En validant l’idée qu’un compte gratuit, typique des modèles freemium, peut équivaloir à une prestation rémunérée indirectement, la CJUE ouvre la voie à l’envoi de newsletters non sollicitées sans consentement préalable. Les e-mails envoyés dans ce cadre relèvent alors de l’exception de l’article 13(2) e-privacy, sans besoin de recourir à l’article 6 du RGPD. Une clarification majeure pour les médias en ligne et les services numériques reposant sur l’inscription gratuite.

Les faits

Inteligo Media édite avocatnet.ro, un site qui informe quotidiennement le grand public des nouveautés législatives en Roumanie. La société met en place un système d’accès mêlant gratuité et abonnements, sous la dénomination « Service Premium ».

Tout utilisateur peut consulter gratuitement jusqu’à six articles par mois.

Pour accéder à un nombre plus élevé d’articles, il doit créer un compte gratuit sur la plateforme. Cette inscription implique l’acceptation des conditions contractuelles du « Service Premium ». Une fois inscrit, l’utilisateur bénéficie de deux articles gratuits supplémentaires chaque mois et commence à recevoir, par e-mail, une lettre d’information quotidienne intitulée « Personal Update ». Cette lettre propose un résumé des évolutions législatives survenues la veille, accompagné de liens vers les articles correspondants publiés sur le site. L’inscription ouvre également la possibilité, moyennant paiement, d’accéder à l’intégralité des contenus de la publication et de recevoir une version complète de la lettre, appelée « L’information en bref ».

Lors de la création du compte, l’utilisateur peut choisir de ne pas recevoir la lettre « Personal Update » en cochant une case dédiée. Chaque e-mail envoyé comporte en outre un lien de désabonnement permettant de cesser sa réception.

Le 26 septembre 2019, l’autorité roumaine de protection des données constate qu’Inteligo Media n’a pas été en mesure de prouver le consentement explicite des utilisateurs au traitement de leurs données personnelles.

L’autorité relève également que ces données avaient été collectées initialement pour l’exécution du contrat lié au service, mais avaient ensuite été utilisées pour envoyer la lettre « Personal Update », ce qu’elle considère comme un traitement poursuivant une finalité différente de celle annoncée au moment de la collecte.

L’enjeu : redéfinir la portée de l’interdiction du spamming

Le principe posé par l’article 13 la directive e-privacy, est bien connu :

Le principe : L’utilisation de systèmes automatisés d’appel et de communication sans intervention humaine (automates d’appel), de télécopieurs ou de courrier électronique à des fins de prospection directe n’est autorisé que si les communications sont transmises à des utilisateurs ayant donné leur consentement préalable.

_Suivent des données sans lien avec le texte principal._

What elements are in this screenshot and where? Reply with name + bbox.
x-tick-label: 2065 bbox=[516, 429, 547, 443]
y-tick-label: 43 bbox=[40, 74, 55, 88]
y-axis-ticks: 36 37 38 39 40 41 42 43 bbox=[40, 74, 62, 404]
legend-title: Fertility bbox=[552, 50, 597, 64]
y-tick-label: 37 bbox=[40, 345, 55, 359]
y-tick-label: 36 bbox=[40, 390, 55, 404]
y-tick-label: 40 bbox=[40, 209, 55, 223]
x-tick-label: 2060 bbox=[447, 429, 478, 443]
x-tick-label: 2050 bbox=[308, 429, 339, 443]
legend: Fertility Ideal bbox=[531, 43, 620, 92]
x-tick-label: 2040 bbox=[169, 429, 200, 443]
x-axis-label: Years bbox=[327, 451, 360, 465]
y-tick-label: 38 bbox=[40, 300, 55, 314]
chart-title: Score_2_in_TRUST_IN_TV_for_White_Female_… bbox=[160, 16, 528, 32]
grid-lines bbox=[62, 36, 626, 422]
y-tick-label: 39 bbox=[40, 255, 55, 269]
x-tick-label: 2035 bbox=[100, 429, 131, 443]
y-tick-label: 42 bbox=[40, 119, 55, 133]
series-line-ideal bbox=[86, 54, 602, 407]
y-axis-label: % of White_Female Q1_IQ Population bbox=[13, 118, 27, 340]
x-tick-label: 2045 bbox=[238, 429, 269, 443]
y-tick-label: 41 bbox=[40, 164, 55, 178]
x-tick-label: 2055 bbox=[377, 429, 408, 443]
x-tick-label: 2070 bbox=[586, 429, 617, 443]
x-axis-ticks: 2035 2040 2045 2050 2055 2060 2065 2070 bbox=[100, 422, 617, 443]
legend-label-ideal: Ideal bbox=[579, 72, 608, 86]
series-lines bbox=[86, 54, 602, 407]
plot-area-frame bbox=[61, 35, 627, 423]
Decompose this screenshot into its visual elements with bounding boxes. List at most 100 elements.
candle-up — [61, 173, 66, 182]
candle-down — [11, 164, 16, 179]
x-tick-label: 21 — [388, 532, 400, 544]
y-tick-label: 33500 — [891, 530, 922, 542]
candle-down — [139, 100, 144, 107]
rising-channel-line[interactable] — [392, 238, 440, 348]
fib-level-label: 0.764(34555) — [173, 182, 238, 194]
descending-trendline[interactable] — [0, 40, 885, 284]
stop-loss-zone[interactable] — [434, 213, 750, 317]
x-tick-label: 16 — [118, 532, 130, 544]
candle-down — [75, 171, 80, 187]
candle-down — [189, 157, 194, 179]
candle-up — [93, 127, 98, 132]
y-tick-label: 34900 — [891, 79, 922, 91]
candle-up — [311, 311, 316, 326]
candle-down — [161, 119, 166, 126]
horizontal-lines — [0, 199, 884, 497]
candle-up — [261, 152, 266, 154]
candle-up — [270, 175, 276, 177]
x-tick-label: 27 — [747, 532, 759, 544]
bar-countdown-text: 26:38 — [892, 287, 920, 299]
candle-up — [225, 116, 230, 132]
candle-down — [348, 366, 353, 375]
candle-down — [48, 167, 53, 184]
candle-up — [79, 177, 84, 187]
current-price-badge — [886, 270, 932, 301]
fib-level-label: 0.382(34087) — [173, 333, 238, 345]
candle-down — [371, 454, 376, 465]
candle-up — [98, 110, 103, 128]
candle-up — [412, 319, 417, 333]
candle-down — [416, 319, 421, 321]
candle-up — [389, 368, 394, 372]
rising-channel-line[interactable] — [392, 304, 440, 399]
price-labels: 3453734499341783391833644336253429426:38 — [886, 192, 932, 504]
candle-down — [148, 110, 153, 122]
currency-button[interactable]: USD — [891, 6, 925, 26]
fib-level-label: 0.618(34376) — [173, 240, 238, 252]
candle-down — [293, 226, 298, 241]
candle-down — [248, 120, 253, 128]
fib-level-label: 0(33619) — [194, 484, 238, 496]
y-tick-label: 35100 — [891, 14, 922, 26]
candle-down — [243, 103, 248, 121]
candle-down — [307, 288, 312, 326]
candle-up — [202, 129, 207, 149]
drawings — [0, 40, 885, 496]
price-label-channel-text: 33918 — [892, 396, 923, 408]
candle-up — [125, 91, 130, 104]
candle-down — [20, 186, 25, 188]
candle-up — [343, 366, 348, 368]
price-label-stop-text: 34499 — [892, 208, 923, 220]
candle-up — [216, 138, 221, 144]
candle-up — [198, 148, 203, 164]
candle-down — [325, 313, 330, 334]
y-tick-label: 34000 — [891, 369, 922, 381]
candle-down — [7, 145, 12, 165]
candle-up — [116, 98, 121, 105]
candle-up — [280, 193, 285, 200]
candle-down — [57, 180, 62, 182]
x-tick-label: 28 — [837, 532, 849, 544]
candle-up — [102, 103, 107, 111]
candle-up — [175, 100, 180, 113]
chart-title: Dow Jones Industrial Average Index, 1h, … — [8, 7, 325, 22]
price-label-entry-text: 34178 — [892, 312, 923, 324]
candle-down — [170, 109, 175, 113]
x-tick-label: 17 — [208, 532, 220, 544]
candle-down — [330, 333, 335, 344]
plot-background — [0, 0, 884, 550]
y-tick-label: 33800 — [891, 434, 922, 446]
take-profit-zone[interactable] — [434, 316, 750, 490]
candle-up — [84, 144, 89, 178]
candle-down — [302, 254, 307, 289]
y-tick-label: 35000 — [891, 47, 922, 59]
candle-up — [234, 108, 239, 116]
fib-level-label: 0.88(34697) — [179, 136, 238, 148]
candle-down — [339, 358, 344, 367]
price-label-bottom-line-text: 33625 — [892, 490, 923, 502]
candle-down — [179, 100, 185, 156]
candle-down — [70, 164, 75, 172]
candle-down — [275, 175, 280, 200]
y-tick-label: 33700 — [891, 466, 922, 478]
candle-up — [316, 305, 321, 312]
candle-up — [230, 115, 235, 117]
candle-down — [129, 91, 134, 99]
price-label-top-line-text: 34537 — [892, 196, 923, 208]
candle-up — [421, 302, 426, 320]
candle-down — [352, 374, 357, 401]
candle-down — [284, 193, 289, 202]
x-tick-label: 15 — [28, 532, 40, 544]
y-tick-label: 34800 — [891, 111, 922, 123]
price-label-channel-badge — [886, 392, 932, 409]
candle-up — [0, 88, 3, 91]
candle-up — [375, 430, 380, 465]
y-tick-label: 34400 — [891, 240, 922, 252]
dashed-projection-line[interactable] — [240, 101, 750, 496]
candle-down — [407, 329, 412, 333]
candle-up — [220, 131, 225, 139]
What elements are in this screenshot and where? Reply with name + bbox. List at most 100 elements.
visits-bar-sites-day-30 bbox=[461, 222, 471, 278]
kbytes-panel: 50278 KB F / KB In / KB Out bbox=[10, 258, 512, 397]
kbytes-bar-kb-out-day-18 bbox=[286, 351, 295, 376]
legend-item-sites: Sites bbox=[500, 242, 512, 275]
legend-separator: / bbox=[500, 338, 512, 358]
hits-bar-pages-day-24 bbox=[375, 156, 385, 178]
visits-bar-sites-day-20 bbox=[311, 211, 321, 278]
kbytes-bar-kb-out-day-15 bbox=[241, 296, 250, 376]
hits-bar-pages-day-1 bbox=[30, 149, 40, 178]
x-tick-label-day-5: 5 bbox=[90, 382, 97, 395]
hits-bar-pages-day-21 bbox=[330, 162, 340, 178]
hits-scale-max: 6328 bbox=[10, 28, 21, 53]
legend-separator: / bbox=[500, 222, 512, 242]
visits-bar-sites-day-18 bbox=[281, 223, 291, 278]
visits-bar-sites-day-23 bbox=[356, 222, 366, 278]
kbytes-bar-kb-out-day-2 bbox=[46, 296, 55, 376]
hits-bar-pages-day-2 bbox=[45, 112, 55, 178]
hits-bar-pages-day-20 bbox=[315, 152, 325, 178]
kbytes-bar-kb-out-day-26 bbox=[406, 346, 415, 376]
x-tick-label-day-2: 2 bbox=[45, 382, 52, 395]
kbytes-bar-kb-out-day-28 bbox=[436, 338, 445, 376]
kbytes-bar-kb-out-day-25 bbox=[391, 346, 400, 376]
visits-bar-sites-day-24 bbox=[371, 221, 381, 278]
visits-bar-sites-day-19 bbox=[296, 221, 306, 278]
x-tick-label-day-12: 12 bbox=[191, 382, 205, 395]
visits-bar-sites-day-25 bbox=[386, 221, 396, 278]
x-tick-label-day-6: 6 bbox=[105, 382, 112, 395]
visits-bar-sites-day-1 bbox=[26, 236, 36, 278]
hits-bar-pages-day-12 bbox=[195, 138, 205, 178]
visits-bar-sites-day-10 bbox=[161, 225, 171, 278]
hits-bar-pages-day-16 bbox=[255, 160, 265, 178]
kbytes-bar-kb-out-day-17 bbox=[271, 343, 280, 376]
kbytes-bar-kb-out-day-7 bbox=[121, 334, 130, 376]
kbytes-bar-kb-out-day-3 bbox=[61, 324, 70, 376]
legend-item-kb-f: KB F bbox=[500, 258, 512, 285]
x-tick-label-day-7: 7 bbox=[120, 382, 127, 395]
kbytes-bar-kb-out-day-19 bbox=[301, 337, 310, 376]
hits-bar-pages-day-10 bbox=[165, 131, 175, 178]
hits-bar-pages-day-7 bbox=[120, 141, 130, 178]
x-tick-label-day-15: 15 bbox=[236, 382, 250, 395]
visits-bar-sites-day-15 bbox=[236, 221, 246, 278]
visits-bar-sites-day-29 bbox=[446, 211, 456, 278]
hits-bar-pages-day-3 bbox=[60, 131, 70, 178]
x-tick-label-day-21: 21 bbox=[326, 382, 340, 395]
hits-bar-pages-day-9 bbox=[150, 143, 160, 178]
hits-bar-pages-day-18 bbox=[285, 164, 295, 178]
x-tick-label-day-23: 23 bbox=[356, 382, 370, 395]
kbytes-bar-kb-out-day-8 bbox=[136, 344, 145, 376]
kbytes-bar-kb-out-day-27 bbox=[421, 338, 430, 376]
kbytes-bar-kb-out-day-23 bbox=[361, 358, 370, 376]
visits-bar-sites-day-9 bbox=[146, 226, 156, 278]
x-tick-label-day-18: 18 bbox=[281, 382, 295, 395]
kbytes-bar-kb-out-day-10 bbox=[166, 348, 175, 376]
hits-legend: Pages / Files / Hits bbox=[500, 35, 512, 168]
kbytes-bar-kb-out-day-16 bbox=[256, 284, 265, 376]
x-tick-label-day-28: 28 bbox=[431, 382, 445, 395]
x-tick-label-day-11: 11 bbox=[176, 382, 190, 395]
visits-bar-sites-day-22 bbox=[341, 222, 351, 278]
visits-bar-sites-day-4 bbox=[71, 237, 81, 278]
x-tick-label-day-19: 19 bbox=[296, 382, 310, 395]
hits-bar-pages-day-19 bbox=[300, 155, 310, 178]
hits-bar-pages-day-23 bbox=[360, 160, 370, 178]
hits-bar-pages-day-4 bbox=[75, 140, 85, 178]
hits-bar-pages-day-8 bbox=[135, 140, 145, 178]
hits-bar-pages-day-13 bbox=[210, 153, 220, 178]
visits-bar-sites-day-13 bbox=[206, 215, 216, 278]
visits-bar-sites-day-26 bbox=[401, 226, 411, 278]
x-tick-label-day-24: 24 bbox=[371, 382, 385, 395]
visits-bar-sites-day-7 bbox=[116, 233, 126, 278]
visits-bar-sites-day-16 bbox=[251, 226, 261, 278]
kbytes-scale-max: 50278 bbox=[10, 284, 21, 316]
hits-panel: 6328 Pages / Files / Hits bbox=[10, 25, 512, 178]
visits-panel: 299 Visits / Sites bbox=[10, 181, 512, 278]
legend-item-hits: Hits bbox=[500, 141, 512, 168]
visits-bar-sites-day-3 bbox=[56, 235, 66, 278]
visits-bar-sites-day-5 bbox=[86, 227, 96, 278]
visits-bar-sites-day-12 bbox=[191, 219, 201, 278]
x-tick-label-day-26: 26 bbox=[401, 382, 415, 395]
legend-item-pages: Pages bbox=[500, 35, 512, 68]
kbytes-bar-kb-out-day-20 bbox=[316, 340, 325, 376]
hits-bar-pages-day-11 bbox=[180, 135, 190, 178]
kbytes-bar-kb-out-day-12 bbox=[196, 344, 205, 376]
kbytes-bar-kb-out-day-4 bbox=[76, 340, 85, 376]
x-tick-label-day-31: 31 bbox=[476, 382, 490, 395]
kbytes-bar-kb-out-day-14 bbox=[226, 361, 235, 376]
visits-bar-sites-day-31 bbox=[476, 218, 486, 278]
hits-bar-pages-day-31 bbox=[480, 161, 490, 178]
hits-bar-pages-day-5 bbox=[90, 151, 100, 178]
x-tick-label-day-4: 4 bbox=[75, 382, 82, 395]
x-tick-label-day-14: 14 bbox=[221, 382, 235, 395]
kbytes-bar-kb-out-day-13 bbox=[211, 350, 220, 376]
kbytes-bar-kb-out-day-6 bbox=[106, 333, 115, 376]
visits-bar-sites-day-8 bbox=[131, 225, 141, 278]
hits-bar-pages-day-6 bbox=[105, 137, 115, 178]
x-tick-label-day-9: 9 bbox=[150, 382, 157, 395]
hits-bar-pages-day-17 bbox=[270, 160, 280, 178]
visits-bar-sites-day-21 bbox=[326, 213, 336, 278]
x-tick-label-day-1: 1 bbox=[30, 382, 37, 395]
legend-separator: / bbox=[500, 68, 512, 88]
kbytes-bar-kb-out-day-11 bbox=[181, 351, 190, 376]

L’exception : Toutefois, par exception, les coordonnées électroniques d’utilisateurs obtenues dans le respect du RGPD et dans le cadre de la vente d’un produit ou d’un service peuvent être exploitées à des fins de prospection directe sans consentement préalable, moyennant les conditions suivantes :

1) pour des produits ou services analogues ;

2) pour autant que les utilisateurs se voient donner la faculté de refuser de recevoir de telles communications au moment où leurs coordonnées sont recueillies ;

3) si l’utilisateur ne s’y est pas opposé à ce moment, il doit avoir la possibilité de le faire lors de chaque communication de prospection directe.

Le contenu éditorial s’oppose-t-il à voir dans la newsletter une communication commerciale ?

L’envoi d’une newsletter informationnelle est-elle une prospection directe au sens de la règle qui interdit le spamming ?

Dans une affaire précédente, la Cour a considéré que, afin de déterminer si une communication a pour finalité la prospection directe, il y a lieu de vérifier, premièrement, si cette communication poursuit un but commercial (c’est-à-dire, selon le dictionnaire, qu’elle est relative ou liée à l’« activité qui consiste à acheter et à vendre […] en vue de réaliser un profit ») et, deuxièmement, si elle s’adresse directement et individuellement à un consommateur .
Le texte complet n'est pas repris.